Creo que uno de los síntomas más ilustrativo de nuestro tiempo es la rapidez con que se olvidan los mensajes políticos. Es tal avalancha y el ritmo con que se desvanecen esos mensajes, esencia del populismo, que nadie sabe con certeza si responden a una estrategia coherente o son mera contradicción, fruto a la vez del azar y de la necesidad. Cuando da igual ocho que ochenta. Tronchos o berzas. Cuando Trump proclama tan campante que podría pararse en mitad de la Quinta Avenida para disparar a la gente «y no perdería votantes». Cuando la izquierda, el centro, la derecha, la extrema derecha, la extrema izquierda, el nacionalismo moderado y el independentismo supremacista dicen una cosa y la contraria, según sople el viento electoral. Y lo proclaman, claro está, sin ruborizarse, con la desfachatez de quien sabe, como Trump, que también ellos podrían disparar a la gente –metafóricamente, claro– y no perderían votantes…
Sin embargo, para mí lo escandaloso no está en la facilidad con que algunos líderes políticos –en la apoteosis populista que padecemos– mienten sin empacho, tergiversan y se contradicen; para mí lo escandaloso es que la sociedad no ‘penalice’ esas actitudes y, si atinan las encuestas sobre intención de voto, a la hora de acudir a las urnas resulte indiferente que en vez de mensajes hayas recibido trolas; en vez de razones, cohetería emocional, y en lugar de argumentos y hechos: consignas, propaganda a casco porro y yesca al mono hasta que aprenda a parlotear.

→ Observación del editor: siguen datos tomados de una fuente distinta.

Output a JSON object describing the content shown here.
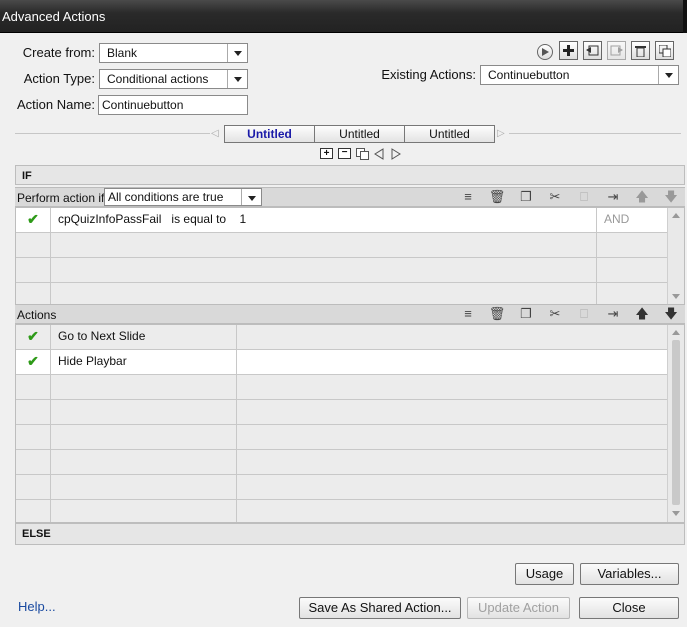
{
  "window": {
    "title": "Advanced Actions"
  },
  "form": {
    "create_from_label": "Create from:",
    "create_from_value": "Blank",
    "action_type_label": "Action Type:",
    "action_type_value": "Conditional actions",
    "action_name_label": "Action Name:",
    "action_name_value": "Continuebutton",
    "existing_actions_label": "Existing Actions:",
    "existing_actions_value": "Continuebutton"
  },
  "tabs": [
    {
      "label": "Untitled",
      "active": true
    },
    {
      "label": "Untitled",
      "active": false
    },
    {
      "label": "Untitled",
      "active": false
    }
  ],
  "if_section": {
    "title": "IF",
    "perform_label": "Perform action if:",
    "perform_value": "All conditions are true",
    "conditions": [
      {
        "variable": "cpQuizInfoPassFail",
        "operator": "is equal to",
        "value": "1",
        "logic": "AND",
        "checked": true
      }
    ]
  },
  "actions_section": {
    "title": "Actions",
    "items": [
      {
        "action": "Go to Next Slide",
        "checked": true
      },
      {
        "action": "Hide Playbar",
        "checked": true
      }
    ]
  },
  "else_section": {
    "title": "ELSE"
  },
  "buttons": {
    "usage": "Usage",
    "variables": "Variables...",
    "help": "Help...",
    "save_shared": "Save As Shared Action...",
    "update": "Update Action",
    "close": "Close"
  },
  "icons": {
    "toolbar_top": [
      "play-icon",
      "add-icon",
      "import-icon",
      "export-icon",
      "delete-icon",
      "duplicate-icon"
    ],
    "tab_controls": [
      "add-tab-icon",
      "remove-tab-icon",
      "copy-tab-icon",
      "prev-tab-icon",
      "next-tab-icon"
    ],
    "grid_toolbar": [
      "insert-row-icon",
      "trash-icon",
      "copy-icon",
      "cut-icon",
      "paste-icon",
      "insert-after-icon",
      "move-up-icon",
      "move-down-icon"
    ]
  },
  "colors": {
    "active_tab_text": "#1a1aa8",
    "check": "#2e9a18",
    "help_link": "#1a4aa0",
    "titlebar": "#2a2a2a"
  }
}
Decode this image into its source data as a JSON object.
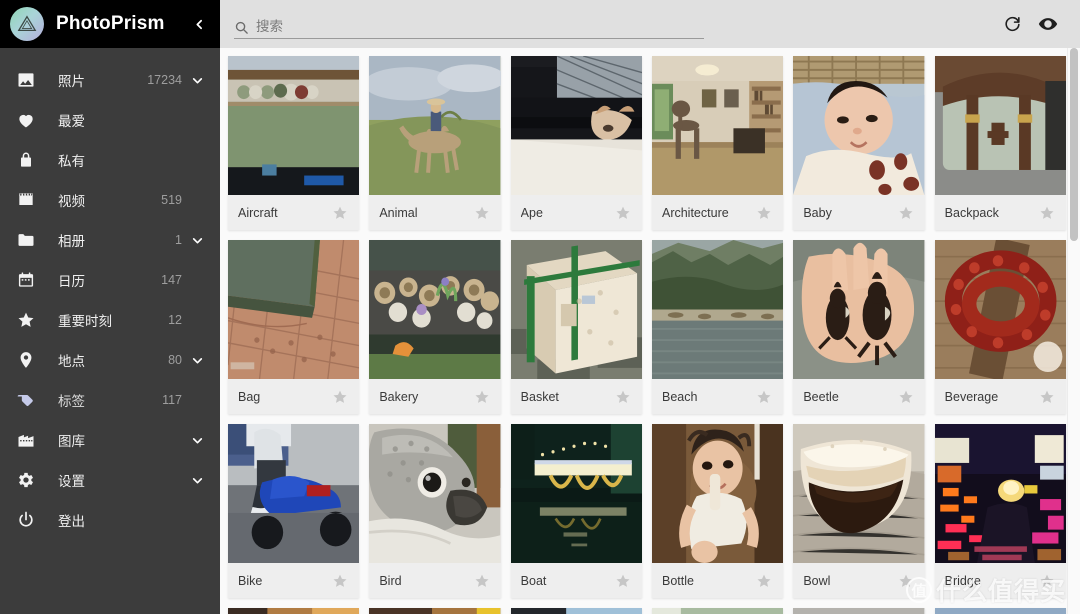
{
  "app": {
    "brand": "PhotoPrism",
    "logo_icon": "photoprism-triangle-logo",
    "collapse_icon": "chevron-left-icon",
    "accent_color": "#c5cae9",
    "sidebar_bg": "#3c3c3c",
    "header_bg": "#000000"
  },
  "toolbar": {
    "search_placeholder": "搜索",
    "search_value": "",
    "search_icon": "search-icon",
    "reload_icon": "refresh-icon",
    "reload_label": "",
    "visibility_icon": "eye-icon",
    "visibility_label": ""
  },
  "sidebar": {
    "items": [
      {
        "label": "照片",
        "count": "17234",
        "icon": "image-icon",
        "expandable": true,
        "active": false
      },
      {
        "label": "最爱",
        "count": "",
        "icon": "heart-icon",
        "expandable": false,
        "active": false
      },
      {
        "label": "私有",
        "count": "",
        "icon": "lock-icon",
        "expandable": false,
        "active": false
      },
      {
        "label": "视频",
        "count": "519",
        "icon": "film-icon",
        "expandable": false,
        "active": false
      },
      {
        "label": "相册",
        "count": "1",
        "icon": "folder-icon",
        "expandable": true,
        "active": false
      },
      {
        "label": "日历",
        "count": "147",
        "icon": "calendar-icon",
        "expandable": false,
        "active": false
      },
      {
        "label": "重要时刻",
        "count": "12",
        "icon": "star-icon",
        "expandable": false,
        "active": false
      },
      {
        "label": "地点",
        "count": "80",
        "icon": "place-pin-icon",
        "expandable": true,
        "active": false
      },
      {
        "label": "标签",
        "count": "117",
        "icon": "label-tag-icon",
        "expandable": false,
        "active": true
      },
      {
        "label": "图库",
        "count": "",
        "icon": "library-icon",
        "expandable": true,
        "active": false
      },
      {
        "label": "设置",
        "count": "",
        "icon": "gear-icon",
        "expandable": true,
        "active": false
      },
      {
        "label": "登出",
        "count": "",
        "icon": "power-icon",
        "expandable": false,
        "active": false
      }
    ]
  },
  "grid": {
    "star_icon": "star-outline-icon",
    "cards": [
      {
        "title": "Aircraft",
        "favorite": false,
        "thumb": "shelf-of-pottery-beside-green-field"
      },
      {
        "title": "Animal",
        "favorite": false,
        "thumb": "person-riding-camel-on-grassland"
      },
      {
        "title": "Ape",
        "favorite": false,
        "thumb": "cat-peeking-through-dark-fence"
      },
      {
        "title": "Architecture",
        "favorite": false,
        "thumb": "interior-dining-room-with-bookshelves"
      },
      {
        "title": "Baby",
        "favorite": false,
        "thumb": "baby-lying-on-blue-blanket"
      },
      {
        "title": "Backpack",
        "favorite": false,
        "thumb": "canvas-backpack-with-leather-straps"
      },
      {
        "title": "Bag",
        "favorite": false,
        "thumb": "green-bag-corner-on-brick-floor"
      },
      {
        "title": "Bakery",
        "favorite": false,
        "thumb": "potted-succulents-on-market-table"
      },
      {
        "title": "Basket",
        "favorite": false,
        "thumb": "cardboard-box-with-green-strap"
      },
      {
        "title": "Beach",
        "favorite": false,
        "thumb": "river-beside-forested-cliff"
      },
      {
        "title": "Beetle",
        "favorite": false,
        "thumb": "two-beetles-held-in-hand"
      },
      {
        "title": "Beverage",
        "favorite": false,
        "thumb": "red-bead-necklace-on-wood"
      },
      {
        "title": "Bike",
        "favorite": false,
        "thumb": "person-on-blue-scooter"
      },
      {
        "title": "Bird",
        "favorite": false,
        "thumb": "grey-parrot-close-up"
      },
      {
        "title": "Boat",
        "favorite": false,
        "thumb": "illuminated-bridge-over-dark-water"
      },
      {
        "title": "Bottle",
        "favorite": false,
        "thumb": "toddler-eating-on-brown-couch"
      },
      {
        "title": "Bowl",
        "favorite": false,
        "thumb": "bowl-of-dark-coffee-on-table"
      },
      {
        "title": "Bridge",
        "favorite": false,
        "thumb": "night-street-with-neon-lights"
      },
      {
        "title": "",
        "favorite": false,
        "thumb": "partial-row-warm-sunset"
      },
      {
        "title": "",
        "favorite": false,
        "thumb": "partial-row-warm-yellow"
      },
      {
        "title": "",
        "favorite": false,
        "thumb": "partial-row-dark-sky"
      },
      {
        "title": "",
        "favorite": false,
        "thumb": "partial-row-pale-green"
      },
      {
        "title": "",
        "favorite": false,
        "thumb": "partial-row-grey"
      },
      {
        "title": "",
        "favorite": false,
        "thumb": "partial-row-blue"
      }
    ]
  },
  "watermark": {
    "badge": "值",
    "text": "什么值得买"
  }
}
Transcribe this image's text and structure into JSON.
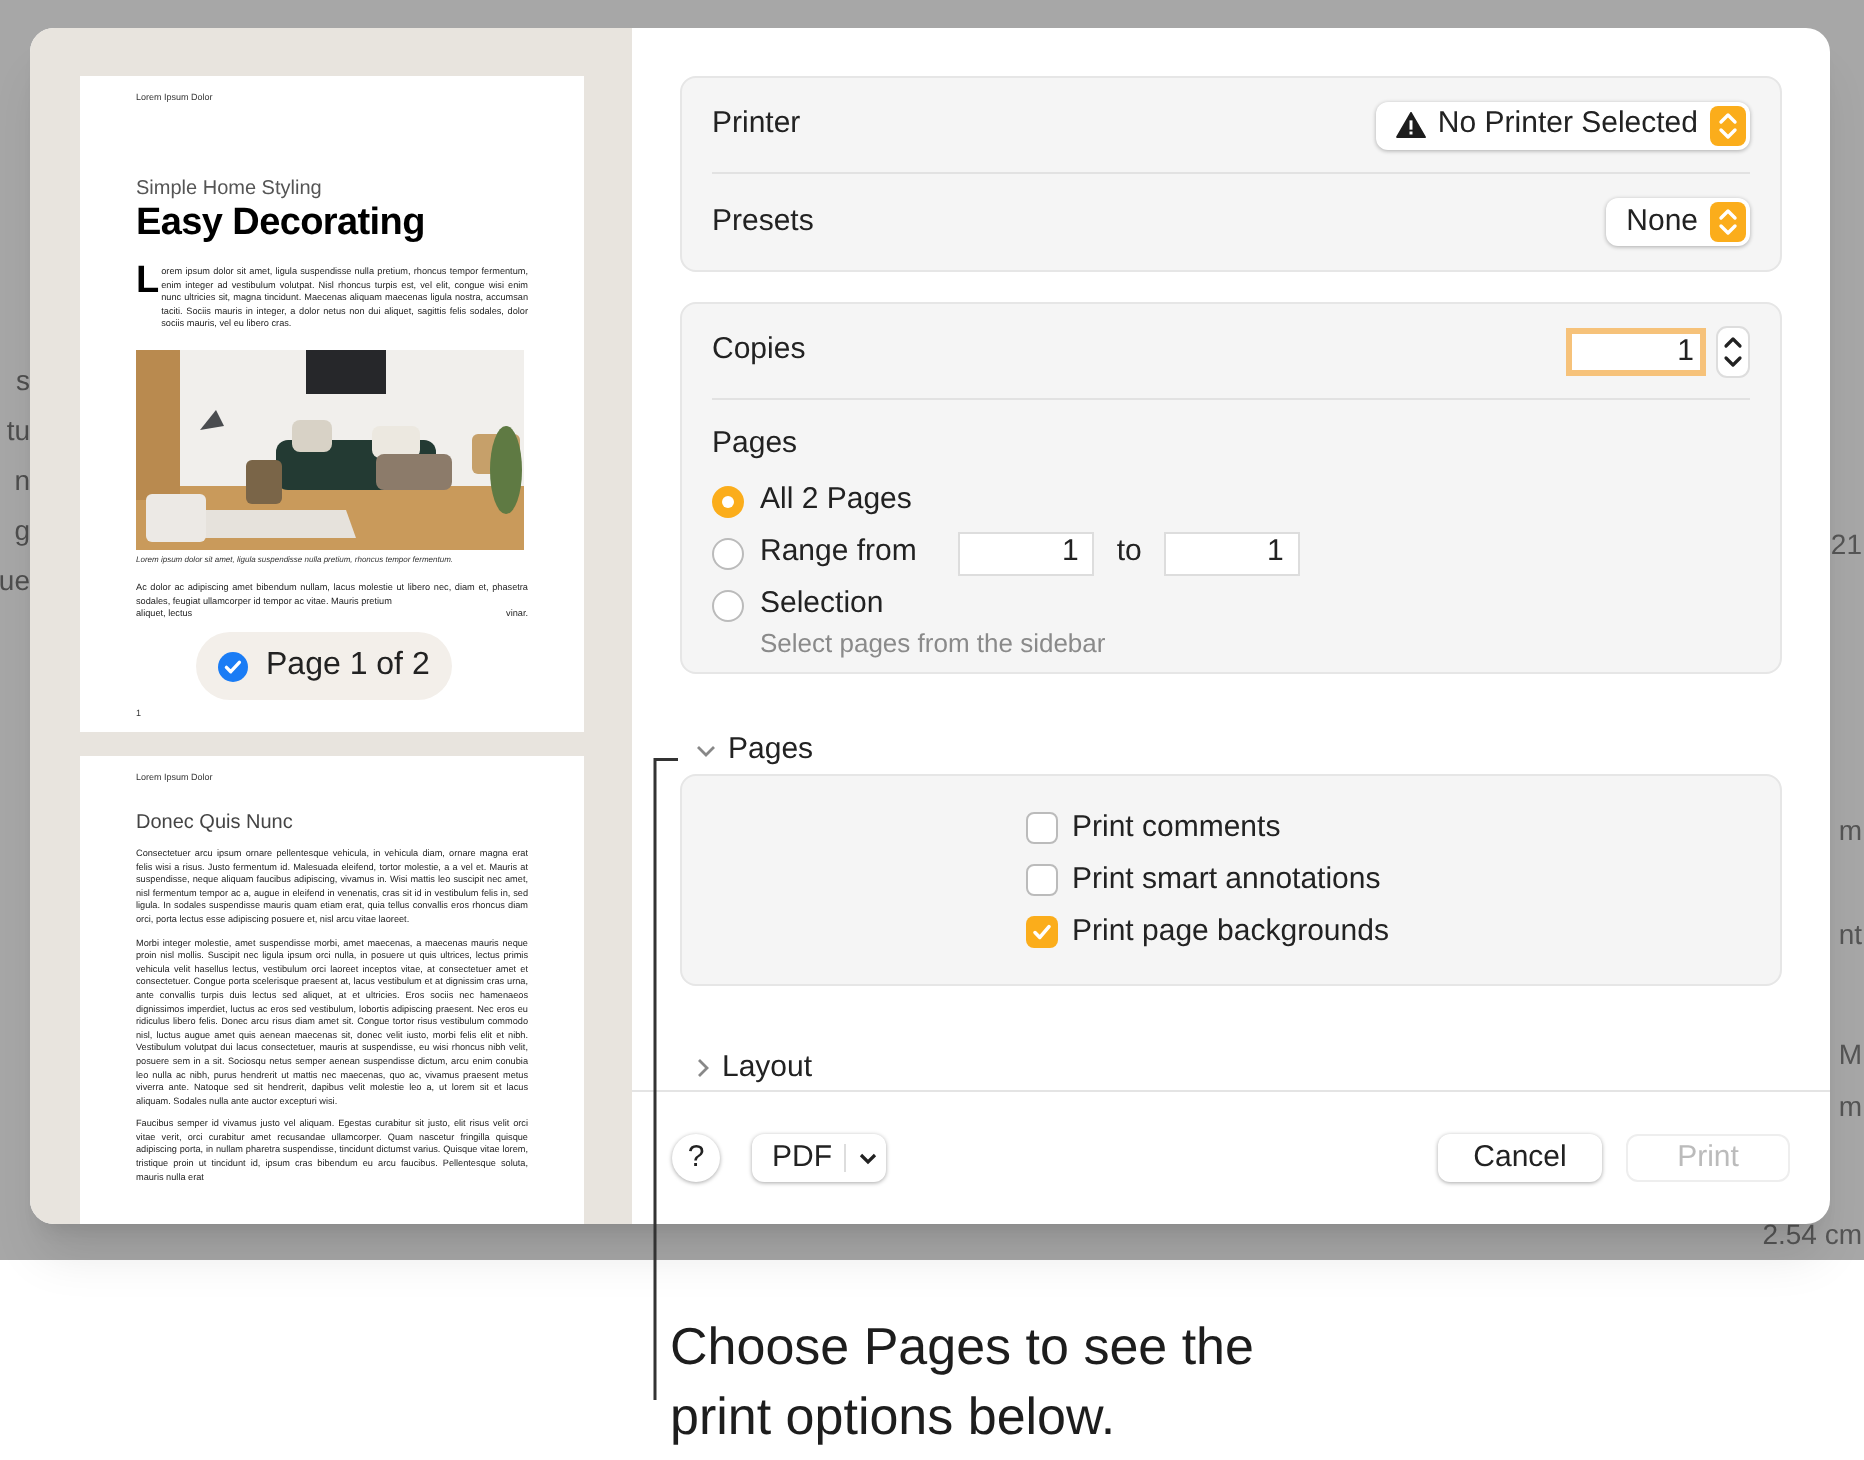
{
  "background": {
    "left_fragments": [
      "s",
      "tu",
      "n",
      "g",
      "ue"
    ],
    "right_fragments": [
      "21",
      "m",
      "nt",
      "M",
      "m",
      "2.54 cm"
    ]
  },
  "sidebar": {
    "pages": [
      {
        "kind": "cover",
        "header": "Lorem Ipsum Dolor",
        "subtitle": "Simple Home Styling",
        "title": "Easy Decorating",
        "drop_cap": "L",
        "lead": "orem ipsum dolor sit amet, ligula suspendisse nulla pretium, rhoncus tempor fermentum, enim integer ad vestibulum volutpat. Nisl rhoncus turpis est, vel elit, congue wisi enim nunc ultricies sit, magna tincidunt. Maecenas aliquam maecenas ligula nostra, accumsan taciti. Sociis mauris in integer, a dolor netus non dui aliquet, sagittis felis sodales, dolor sociis mauris, vel eu libero cras.",
        "picture": {
          "kind": "picture"
        },
        "caption": "Lorem ipsum dolor sit amet, ligula suspendisse nulla pretium, rhoncus tempor fermentum.",
        "body": "Ac dolor ac adipiscing amet bibendum nullam, lacus molestie ut libero nec, diam et, phasetra sodales, feugiat ullamcorper id tempor ac vitae. Mauris pretium",
        "body_tail": [
          "aliquet, lectus",
          "vinar."
        ],
        "page_number": "1"
      },
      {
        "kind": "text",
        "header": "Lorem Ipsum Dolor",
        "title": "Donec Quis Nunc",
        "paragraphs": [
          "Consectetuer arcu ipsum ornare pellentesque vehicula, in vehicula diam, ornare magna erat felis wisi a risus. Justo fermentum id. Malesuada eleifend, tortor molestie, a a vel et. Mauris at suspendisse, neque aliquam faucibus adipiscing, vivamus in. Wisi mattis leo suscipit nec amet, nisl fermentum tempor ac a, augue in eleifend in venenatis, cras sit id in vestibulum felis in, sed ligula. In sodales suspendisse mauris quam etiam erat, quia tellus convallis eros rhoncus diam orci, porta lectus esse adipiscing posuere et, nisl arcu vitae laoreet.",
          "Morbi integer molestie, amet suspendisse morbi, amet maecenas, a maecenas mauris neque proin nisl mollis. Suscipit nec ligula ipsum orci nulla, in posuere ut quis ultrices, lectus primis vehicula velit hasellus lectus, vestibulum orci laoreet inceptos vitae, at consectetuer amet et consectetuer. Congue porta scelerisque praesent at, lacus vestibulum et at dignissim cras urna, ante convallis turpis duis lectus sed aliquet, at et ultricies. Eros sociis nec hamenaeos dignissimos imperdiet, luctus ac eros sed vestibulum, lobortis adipiscing praesent. Nec eros eu ridiculus libero felis. Donec arcu risus diam amet sit. Congue tortor risus vestibulum commodo nisl, luctus augue amet quis aenean maecenas sit, donec velit iusto, morbi felis elit et nibh. Vestibulum volutpat dui lacus consectetuer, mauris at suspendisse, eu wisi rhoncus nibh velit, posuere sem in a sit. Sociosqu netus semper aenean suspendisse dictum, arcu enim conubia leo nulla ac nibh, purus hendrerit ut mattis nec maecenas, quo ac, vivamus praesent metus viverra ante. Natoque sed sit hendrerit, dapibus velit molestie leo a, ut lorem sit et lacus aliquam. Sodales nulla ante auctor excepturi wisi.",
          "Faucibus semper id vivamus justo vel aliquam. Egestas curabitur sit justo, elit risus velit orci vitae verit, orci curabitur amet recusandae ullamcorper. Quam nascetur fringilla quisque adipiscing porta, in nullam pharetra suspendisse, tincidunt dictumst varius. Quisque vitae lorem, tristique proin ut tincidunt id, ipsum cras bibendum eu arcu faucibus. Pellentesque soluta, mauris nulla erat"
        ]
      }
    ],
    "badge": {
      "label": "Page 1 of 2",
      "checked": true
    }
  },
  "printer": {
    "label": "Printer",
    "value": "No Printer Selected",
    "warning": true
  },
  "presets": {
    "label": "Presets",
    "value": "None"
  },
  "copies": {
    "label": "Copies",
    "value": "1",
    "focused": true
  },
  "pages": {
    "label": "Pages",
    "options": [
      {
        "label": "All 2 Pages",
        "selected": true
      },
      {
        "label": "Range from",
        "selected": false
      },
      {
        "label": "Selection",
        "selected": false
      }
    ],
    "range_from": "1",
    "range_to_label": "to",
    "range_to": "1",
    "selection_hint": "Select pages from the sidebar"
  },
  "sections": [
    {
      "label": "Pages",
      "expanded": true,
      "options": [
        {
          "label": "Print comments",
          "checked": false
        },
        {
          "label": "Print smart annotations",
          "checked": false
        },
        {
          "label": "Print page backgrounds",
          "checked": true
        }
      ]
    },
    {
      "label": "Layout",
      "expanded": false
    }
  ],
  "footer": {
    "help": "?",
    "pdf": "PDF",
    "cancel": "Cancel",
    "print": {
      "label": "Print",
      "disabled": true
    }
  },
  "callout": "Choose Pages to see the print options below."
}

Decía el escritor Robert Nathan que «no hay, en nuestro planeta, distancia más remota que el ayer». Desgraciadamente, lo terrible, lo descorazonador es que el hombre de la calle parece cada vez menos ‘autónomo’ respecto al debate político, como si hubiera devenido en un simple terminal anónimo, impersonal, en una «fórmula famélica de masa», con palabras de César Vallejo. Quiero decir que, a mi entender, la estrategia partidista habitual en España, el ‘dirigismo’ político, resulta cada día más abrumador, más acelerado y menos reflexivo. ¿Memoria, para qué? Al ciudadano se le percibe básicamente como un simple votante al que hay que ‘remodelar’ a través del bombardeo masivo de mantras, manipulaciones, mentiras, sofismas, demagogia e incoherencias que las redes sociales y los altavoces mediáticos partidistas se encargan de multiplicar.
Con un panorama político cada vez más segmentado, polarizado y volátil, lo primero que advertirán los gurús a sus respectivos líderes es que, visto lo visto, no hace falta que el ciudadano visualice un programa, ni tampoco que reconozca unos principios ideológicos o una aspiración generacional. Esas cosas ocurrían en tiempos de la ‘política antigua’. Ahora, con la ‘nueva política’, sin embargo, el planteamiento es sencillísimo: basta y sobra con que los futuros votantes tengan claras unas siglas, dos o tres mantras y su fe de catecúmenos (cada uno la que le corresponda). Más algo de escenografía: iconos electorales y sobredosis de emoción en vena. Ruido y furia.